The plot of Q-in-Law is very simple: The Enterprise is to be the host of a wedding between two children of warring houses of a race of space merchants called the Tizarin, because it's the flagship of the United Federation of Planets, so of course it's also a floating hotel ballroom for people to rent out for their weddings.
And because this wedding is a big important to-do, Lwaxana Troi pops up as a guest and a representative of the Betazoids. Also Q shows up because, well, he's Q and he just does that when he's bored. I mean, he's there to "examine the idea of love". (He's there to be a dick for funsies.)
Everyone hates everyone, Q's there to stir the pot, and Lwaxana is the champion of love. The book only makes this work through sheer audacity. At one point, Picard actually delivers the "A plague on both your houses!" line, just so you know that Peter David knows what reference he's making.
Q also decides, in what is truly a stupid move, that he'll go along with Lwaxana's amorous attention. Again, I'm pretty sure this is just because Q is bored and playing with fire amuses him. Because when, stoked by Q, the two families nearly ruin their kids' wedding, Q gives Lwaxana powers — a classic Q technique for being a dick that he tried out on Riker first — and she steps in. Then, at the end of the book, he declares love destructive and bad, insults Lwaxana, and makes clear that anything he said or did with her was basically a joke.
At which point, still endowed with Q powers, Lwaxana Troi just beats the crap out of Q. She blasts him through one of the Enterprise's nacelles and right into the warp core. In my head, it looks something like this:
This image sustains me during the dark times. So, basically, all the time.
Then Lwaxana punches him through a wall. Q just gives up and starts running. Which is about when Lwaxana kicks him in the balls. He keels over, leaving himself far too vulnerable, because:
Lwaxana stood over him, boiling mad. She kicked him over and over for emphasis as he twisted on the floor, trying to get away, as she bellowed. "And keeper [kick] of the Holy [kick] Rings [kick] of Betazed!" and she booted him once more, sending him skidding down the corridor.

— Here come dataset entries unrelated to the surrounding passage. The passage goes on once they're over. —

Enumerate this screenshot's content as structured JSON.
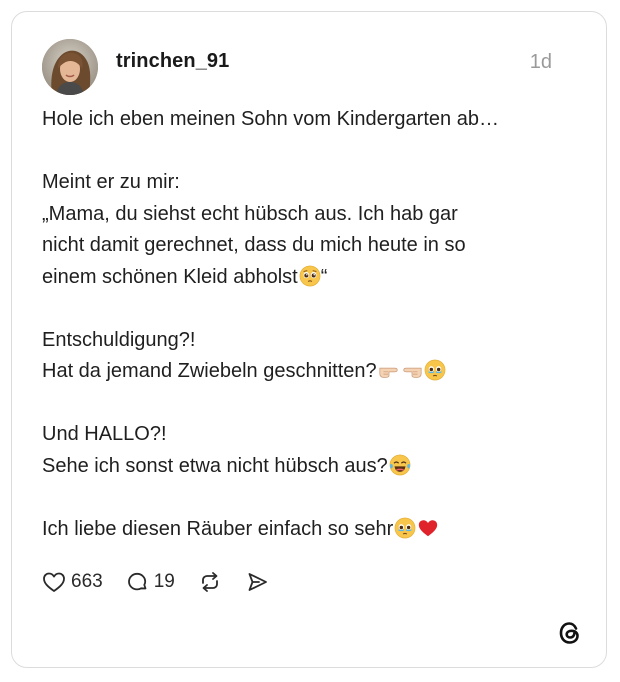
{
  "post": {
    "username": "trinchen_91",
    "time": "1d",
    "lines": {
      "l1": "Hole ich eben meinen Sohn vom Kindergarten ab…",
      "l2": "Meint er zu mir:",
      "l3": "„Mama, du siehst echt hübsch aus. Ich hab gar",
      "l4": "nicht damit gerechnet, dass du mich heute in so",
      "l5a": "einem schönen Kleid abholst",
      "l5b": "“",
      "l6": "Entschuldigung?!",
      "l7": "Hat da jemand Zwiebeln geschnitten?",
      "l8": "Und HALLO?!",
      "l9": "Sehe ich sonst etwa nicht hübsch aus?",
      "l10": "Ich liebe diesen Räuber einfach so sehr"
    },
    "emojis": {
      "pleading": "pleading-face-emoji",
      "pointing_right": "backhand-index-pointing-right-emoji",
      "pointing_left": "backhand-index-pointing-left-emoji",
      "holding_tears": "face-holding-back-tears-emoji",
      "tears_of_joy": "face-with-tears-of-joy-emoji",
      "red_heart": "red-heart-emoji"
    }
  },
  "actions": {
    "likes": "663",
    "replies": "19",
    "icons": [
      "heart-icon",
      "comment-icon",
      "repost-icon",
      "share-icon"
    ]
  },
  "colors": {
    "text": "#1f1f1f",
    "muted": "#9a9a9a",
    "border": "#dcdcdc",
    "emoji_yellow": "#f7c64b",
    "heart_red": "#e0222b"
  },
  "branding": {
    "logo": "threads-logo-icon"
  }
}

Oh, yeah, did I mention that while she's ruining Q's entire image, Lwaxana is also reciting that annoying list of titles she has? Because she is. "Daughter of the Fifth House" is what sends Q into the matter/antimatter chamber.
Anyway, she also shrinks Q down to the size of an action figure and tries to stomp on him while he yells for Picard's help. And she uses him for racquetball (or rather, its futuristic equivalent, rocketball) practise. And she turns him into a tree and chops him down. There are many inventive punishments, is what I'm getting at here.
Of all of them, I would like you to please imagine a tiny John de Lancie dodging the glittery heels of Majel Barrett. And then weep that this was never a real episode.
It's very silly. It is meant to be very silly. And I admit that I have a soft spot for the comedy tie-in book. But, while very little else about the book has stuck with me, every beat of Q and Lwaxana's final confrontation is lodged in my memory. It's so gloriously dumb and weird and excessive and it's really the best use of Lwaxana. Her material on the show wasn't nearly as good.